By Ben Nitkin on
Just a quick update. I finished reassembling the extruder last week. Compared to the old raygun, the new one has a few notable changes. The heat sink's closer to the heater block, to try and reduce the coefficient of friction between the walls and molten plastic. The leads of the resistor and the thermistor are insulated within concrete, so they won't short to the heater block. The cooling fan's fastened on better. Most notably, the hot end of the hot end is now swaddled in fiberglass - bona fide insulation.
On the bright side, the hot end performs like a champ. Only the lower two washers of the heat sink were warm, and the heater block came up to temperature with much more authority than usual.

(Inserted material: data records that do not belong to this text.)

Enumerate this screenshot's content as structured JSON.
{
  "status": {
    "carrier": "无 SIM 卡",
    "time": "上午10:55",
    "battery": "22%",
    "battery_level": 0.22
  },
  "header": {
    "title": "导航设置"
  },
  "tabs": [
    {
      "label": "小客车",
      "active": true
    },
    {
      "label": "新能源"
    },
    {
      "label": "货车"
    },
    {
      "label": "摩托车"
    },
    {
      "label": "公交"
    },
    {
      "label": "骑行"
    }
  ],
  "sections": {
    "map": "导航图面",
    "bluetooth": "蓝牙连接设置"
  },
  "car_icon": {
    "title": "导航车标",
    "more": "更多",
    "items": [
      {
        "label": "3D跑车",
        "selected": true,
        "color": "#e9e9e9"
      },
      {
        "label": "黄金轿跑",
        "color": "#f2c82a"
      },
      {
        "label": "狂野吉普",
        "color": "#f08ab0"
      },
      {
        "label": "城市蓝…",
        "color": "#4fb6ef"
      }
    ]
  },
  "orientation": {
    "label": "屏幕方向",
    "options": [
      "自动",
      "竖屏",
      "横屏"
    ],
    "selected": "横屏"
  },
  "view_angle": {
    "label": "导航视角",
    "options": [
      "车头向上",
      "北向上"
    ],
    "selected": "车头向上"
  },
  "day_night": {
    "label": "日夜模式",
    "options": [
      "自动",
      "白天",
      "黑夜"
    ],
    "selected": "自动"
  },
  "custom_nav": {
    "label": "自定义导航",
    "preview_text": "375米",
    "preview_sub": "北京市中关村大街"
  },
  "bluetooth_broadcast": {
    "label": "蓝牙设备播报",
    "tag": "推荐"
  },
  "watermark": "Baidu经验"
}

Unfortunately, it still doesn't work. I tried an extrusion yesterday, to no avail. The printer produced a few sickly-looking brown blobs of plastic (my filament's white), but refused to extrude filament.
Possibilities: The acorn nut is clogged up past the point of usefulness - burn it clean with a torch. The plastic's still melting too early - add a thermal barrier of some sort. The plastic isn't slippery enough - add oil (sounds silly; some have had luck with that route). The cold end doesn't have enough traction - add more pressure.
I'm leaning towards the acorn nut - it's been jammed in the past, and I'm not sure how wide its 0.35mm hole is right now. Switching to a 0.5mm aperture is a shot in the dark, but might work.
As another possibility, I could feed the printer 1.75mm filament. That has less volume per length, so should feed with less pushing power.